Define equity splits, roles, vesting, IP ownership, and deadlock resolution before you incorporate. I created this generator from founders agreements I've drafted for pre-seed and seed-stage startups in my practice.
A Founders Agreement is a pre-incorporation contract between co-founders that defines equity splits, roles and responsibilities, vesting schedules, intellectual property ownership, decision-making procedures, and what happens if a founder leaves. It's typically signed before or at the time of incorporation to protect all founders during the critical early stage when the company is most vulnerable to disputes.
Vesting: The standard 4-year vesting with 1-year cliff means no equity vests for the first year, then 25% vests at month 12, and the rest vests monthly over 36 months. Cliff: The period before any equity vests. Single-trigger acceleration: All equity vests immediately upon one event (typically an acquisition). Double-trigger: Requires both an acquisition AND termination. Good Leaver vs Bad Leaver: Good leavers (voluntary departure, death, disability) keep vested shares; bad leavers (cause, breach) may forfeit some or all equity.

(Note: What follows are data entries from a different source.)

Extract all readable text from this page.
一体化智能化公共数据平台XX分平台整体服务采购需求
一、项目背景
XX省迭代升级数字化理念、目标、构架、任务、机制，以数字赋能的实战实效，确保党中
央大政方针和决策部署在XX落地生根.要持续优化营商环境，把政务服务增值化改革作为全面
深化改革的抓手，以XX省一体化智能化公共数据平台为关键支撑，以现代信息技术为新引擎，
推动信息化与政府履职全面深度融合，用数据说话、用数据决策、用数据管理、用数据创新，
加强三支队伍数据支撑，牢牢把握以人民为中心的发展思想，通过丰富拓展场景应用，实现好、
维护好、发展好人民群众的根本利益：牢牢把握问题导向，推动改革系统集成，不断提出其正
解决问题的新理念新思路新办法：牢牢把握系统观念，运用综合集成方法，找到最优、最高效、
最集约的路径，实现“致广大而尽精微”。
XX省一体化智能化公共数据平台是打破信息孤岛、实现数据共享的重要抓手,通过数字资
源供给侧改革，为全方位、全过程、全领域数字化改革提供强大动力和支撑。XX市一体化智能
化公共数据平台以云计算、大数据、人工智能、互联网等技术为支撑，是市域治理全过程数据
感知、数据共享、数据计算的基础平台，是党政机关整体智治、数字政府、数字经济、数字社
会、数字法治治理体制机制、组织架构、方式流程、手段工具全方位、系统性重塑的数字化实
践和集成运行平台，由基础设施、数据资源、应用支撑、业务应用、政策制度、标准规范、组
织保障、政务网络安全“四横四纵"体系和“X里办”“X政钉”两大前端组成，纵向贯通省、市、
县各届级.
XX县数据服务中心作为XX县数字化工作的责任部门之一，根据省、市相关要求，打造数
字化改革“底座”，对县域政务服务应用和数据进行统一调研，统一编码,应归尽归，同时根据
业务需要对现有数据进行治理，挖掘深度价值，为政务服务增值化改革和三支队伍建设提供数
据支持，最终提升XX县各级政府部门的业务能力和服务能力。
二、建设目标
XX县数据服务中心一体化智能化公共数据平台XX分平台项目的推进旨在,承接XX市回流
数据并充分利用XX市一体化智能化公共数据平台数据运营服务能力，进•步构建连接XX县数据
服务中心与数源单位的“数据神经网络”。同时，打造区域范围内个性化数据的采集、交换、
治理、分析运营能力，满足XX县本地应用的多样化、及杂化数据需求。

A Founders Agreement covers the pre-incorporation relationship and early-stage dynamics: who does what, how equity splits, what happens in disputes. A Shareholder Agreement is the post-incorporation governance document covering share transfers, board composition, drag/tag-along rights, and investor protections. Often the Founders Agreement is superseded by or incorporated into the company's formal organizational documents after incorporation and initial fundraising.